Tesco has reported very encouraging progress in its newly released 2016/17 results, with strong growth in group sales and 0.9% LFL growth in the UK.
- Group sales: 4.3% to £49.9bn ( 1.1% at constant exchange rates). LFL sales 1.0%
- UK LFL sales 0.9%, the first reported full-year growth since 2009/10 with UK food LFL 1.3%
- Positive volume growth and five consecutive quarters of LFL growth in UK and Republic of Ireland
- International sales 15.2% (excluding disposals), 2.1% at constant exchange rates: Asia 4.0%, Central Europe 0.5%. International LFL 1.3%.
- Group operating profit 30% to £1.28bn, UK & ROI 60% to £803m (pre-exceptionals)

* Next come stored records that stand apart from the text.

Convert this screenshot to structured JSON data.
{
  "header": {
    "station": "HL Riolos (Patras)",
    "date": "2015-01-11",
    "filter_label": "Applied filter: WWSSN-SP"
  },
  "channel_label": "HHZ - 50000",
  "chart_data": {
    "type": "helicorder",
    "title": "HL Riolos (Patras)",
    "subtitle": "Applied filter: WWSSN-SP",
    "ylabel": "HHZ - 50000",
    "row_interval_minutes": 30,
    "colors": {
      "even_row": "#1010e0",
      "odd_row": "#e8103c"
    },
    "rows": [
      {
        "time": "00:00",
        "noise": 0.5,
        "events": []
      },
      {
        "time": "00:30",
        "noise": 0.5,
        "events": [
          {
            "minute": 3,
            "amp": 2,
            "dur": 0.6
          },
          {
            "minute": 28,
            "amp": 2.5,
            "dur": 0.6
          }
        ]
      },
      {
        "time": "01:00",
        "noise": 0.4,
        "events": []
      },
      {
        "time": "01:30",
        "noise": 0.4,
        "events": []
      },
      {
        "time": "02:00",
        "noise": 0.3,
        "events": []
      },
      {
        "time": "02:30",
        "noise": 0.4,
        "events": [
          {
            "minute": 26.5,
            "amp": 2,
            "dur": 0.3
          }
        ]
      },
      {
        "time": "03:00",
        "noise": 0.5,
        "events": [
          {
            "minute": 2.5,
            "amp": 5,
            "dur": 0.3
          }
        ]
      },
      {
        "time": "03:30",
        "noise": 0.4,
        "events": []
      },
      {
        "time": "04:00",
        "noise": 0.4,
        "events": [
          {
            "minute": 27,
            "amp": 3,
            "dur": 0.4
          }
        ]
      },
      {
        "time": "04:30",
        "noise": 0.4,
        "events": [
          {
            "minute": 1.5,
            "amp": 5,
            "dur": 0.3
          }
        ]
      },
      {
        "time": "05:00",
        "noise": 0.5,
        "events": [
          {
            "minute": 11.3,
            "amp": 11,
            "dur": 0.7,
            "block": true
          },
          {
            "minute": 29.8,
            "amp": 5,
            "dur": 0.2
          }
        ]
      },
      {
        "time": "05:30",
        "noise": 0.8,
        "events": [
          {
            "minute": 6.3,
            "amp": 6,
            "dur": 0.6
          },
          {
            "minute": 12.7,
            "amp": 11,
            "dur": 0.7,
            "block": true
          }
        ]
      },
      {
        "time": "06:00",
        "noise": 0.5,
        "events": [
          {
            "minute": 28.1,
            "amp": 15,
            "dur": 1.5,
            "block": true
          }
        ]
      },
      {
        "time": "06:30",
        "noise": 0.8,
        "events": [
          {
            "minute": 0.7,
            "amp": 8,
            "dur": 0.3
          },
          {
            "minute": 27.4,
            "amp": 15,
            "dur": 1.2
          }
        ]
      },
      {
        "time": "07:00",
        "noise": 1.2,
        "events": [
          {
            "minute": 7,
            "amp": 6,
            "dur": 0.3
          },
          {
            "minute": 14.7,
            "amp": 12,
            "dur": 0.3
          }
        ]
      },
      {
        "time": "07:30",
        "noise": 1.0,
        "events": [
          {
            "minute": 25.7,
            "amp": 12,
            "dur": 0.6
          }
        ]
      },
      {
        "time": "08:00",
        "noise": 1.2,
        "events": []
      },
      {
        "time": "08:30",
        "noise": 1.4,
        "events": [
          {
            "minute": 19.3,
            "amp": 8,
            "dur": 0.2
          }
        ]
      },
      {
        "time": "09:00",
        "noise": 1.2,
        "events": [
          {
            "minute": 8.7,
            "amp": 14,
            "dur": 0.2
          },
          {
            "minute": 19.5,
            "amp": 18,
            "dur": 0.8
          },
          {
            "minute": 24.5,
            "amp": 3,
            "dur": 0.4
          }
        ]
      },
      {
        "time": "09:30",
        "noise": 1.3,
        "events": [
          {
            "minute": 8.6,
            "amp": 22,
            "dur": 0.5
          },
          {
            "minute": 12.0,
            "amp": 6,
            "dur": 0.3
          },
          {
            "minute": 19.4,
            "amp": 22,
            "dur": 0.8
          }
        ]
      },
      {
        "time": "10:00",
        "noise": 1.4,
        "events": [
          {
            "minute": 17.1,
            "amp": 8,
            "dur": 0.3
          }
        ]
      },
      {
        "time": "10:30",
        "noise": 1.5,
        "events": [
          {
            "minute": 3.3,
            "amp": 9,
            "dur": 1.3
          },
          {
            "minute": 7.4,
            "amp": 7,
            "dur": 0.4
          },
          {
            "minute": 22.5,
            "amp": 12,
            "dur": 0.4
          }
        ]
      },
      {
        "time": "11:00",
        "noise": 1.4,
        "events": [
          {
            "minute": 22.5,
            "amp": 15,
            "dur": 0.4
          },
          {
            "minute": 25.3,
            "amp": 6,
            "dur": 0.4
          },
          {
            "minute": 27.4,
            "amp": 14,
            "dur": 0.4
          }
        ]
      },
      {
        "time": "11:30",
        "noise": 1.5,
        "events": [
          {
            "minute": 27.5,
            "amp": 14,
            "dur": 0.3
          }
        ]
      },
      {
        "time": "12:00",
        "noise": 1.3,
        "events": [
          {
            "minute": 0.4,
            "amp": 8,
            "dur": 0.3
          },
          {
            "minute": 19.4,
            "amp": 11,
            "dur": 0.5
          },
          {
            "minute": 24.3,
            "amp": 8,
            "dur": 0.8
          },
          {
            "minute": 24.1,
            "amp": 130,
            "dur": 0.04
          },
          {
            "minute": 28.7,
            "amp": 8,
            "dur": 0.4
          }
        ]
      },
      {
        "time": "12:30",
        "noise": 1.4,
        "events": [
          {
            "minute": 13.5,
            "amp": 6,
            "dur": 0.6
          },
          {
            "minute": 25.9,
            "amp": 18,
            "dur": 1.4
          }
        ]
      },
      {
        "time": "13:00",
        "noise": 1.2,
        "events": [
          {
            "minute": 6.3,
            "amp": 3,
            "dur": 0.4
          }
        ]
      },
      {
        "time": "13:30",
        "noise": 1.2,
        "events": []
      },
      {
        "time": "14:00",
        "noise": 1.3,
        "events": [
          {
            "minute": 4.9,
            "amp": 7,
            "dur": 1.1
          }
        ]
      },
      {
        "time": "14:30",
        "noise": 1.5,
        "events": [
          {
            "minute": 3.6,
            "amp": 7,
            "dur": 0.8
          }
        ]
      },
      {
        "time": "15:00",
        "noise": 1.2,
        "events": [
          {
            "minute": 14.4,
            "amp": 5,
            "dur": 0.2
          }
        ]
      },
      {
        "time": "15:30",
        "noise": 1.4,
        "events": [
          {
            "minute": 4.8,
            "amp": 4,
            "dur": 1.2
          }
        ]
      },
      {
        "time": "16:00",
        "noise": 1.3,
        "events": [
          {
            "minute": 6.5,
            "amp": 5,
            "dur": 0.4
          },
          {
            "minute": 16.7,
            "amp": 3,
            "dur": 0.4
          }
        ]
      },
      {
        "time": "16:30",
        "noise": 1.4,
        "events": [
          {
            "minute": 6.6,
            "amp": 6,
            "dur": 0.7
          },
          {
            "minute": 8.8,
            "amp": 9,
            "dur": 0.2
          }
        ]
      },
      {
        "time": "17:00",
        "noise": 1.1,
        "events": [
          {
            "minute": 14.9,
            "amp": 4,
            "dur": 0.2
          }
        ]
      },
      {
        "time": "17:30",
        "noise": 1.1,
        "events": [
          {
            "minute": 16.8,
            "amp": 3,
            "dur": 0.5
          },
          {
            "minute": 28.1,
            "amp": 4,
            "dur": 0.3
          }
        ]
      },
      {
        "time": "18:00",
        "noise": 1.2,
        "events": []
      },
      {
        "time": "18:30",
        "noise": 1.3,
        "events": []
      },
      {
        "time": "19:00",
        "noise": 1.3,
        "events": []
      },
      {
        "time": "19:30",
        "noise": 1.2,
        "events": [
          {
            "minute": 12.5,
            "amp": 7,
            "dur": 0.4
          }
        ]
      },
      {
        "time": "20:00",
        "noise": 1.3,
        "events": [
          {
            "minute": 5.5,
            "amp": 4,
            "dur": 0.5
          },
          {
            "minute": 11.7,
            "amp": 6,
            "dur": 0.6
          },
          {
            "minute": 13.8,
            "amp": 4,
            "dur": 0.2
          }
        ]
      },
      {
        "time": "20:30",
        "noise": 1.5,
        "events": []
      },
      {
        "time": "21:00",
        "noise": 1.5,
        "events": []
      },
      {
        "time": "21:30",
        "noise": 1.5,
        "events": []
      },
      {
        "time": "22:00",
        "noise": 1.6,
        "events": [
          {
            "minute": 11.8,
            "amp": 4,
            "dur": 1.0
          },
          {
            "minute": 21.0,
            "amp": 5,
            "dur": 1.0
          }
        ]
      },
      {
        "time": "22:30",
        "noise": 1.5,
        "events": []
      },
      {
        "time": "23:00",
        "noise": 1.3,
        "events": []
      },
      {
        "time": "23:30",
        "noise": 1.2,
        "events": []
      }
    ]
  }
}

- Step up in group margin from 1.8% to 2.3%, putting Tesco on track to meet 3.4-4.0% ambition by 2019/20
- Net debt down 27% to £3.7bn with £1.9bn repaid within the year
Tesco's recovery owes much to its success in delivering against the six strategic drivers it outlined at last October's interim results. These include building a differentiated brand, reducing costs, improving margins and prioritising innovation. Key achievements to date include:
- A £300m investment in low priced 'farm brands' which has driven market outperformance in fresh food
- A much sharper and simpler value proposition. Prices are 6% lower than September 2014 and promotional participation has been reduced to 32% with multi-buys down 24%.
- Range simplification: availability has reached a record high, enabled by a 24% reduction in Tesco's range over two years. This is despite Tesco introducing 4,400 products during this period as it focuses much more on product innovation
- Substantial improvements in all key customer metrics, including being rated first by customers for speed of service and a score for staff helpfulness up to 80%
- Cost savings of £226m have been achieved towards Tesco's £1.5bn medium term target
- A more efficient mix across channels and products, improving the relevance of the offer to customers while also lifting profitability
- A strong track record on innovation, including major initiatives on health eating and helping customers to reduce food waste
Progress ahead of expectations
Commenting on the results, Group CEO Dave Lewis said:
"We are ahead of where we expected to be at this stage, having made good progress on all six of the strategic drivers we shared in October. We are confident that we can build on this strong performance in the year ahead, making further progress towards our medium-term ambitions.
On top of this, our proposed merger with Booker will bring together two complementary businesses, driving additional value for shareholders by realising substantial synergies and enabling us to access the faster growing ‘out of home’ food market."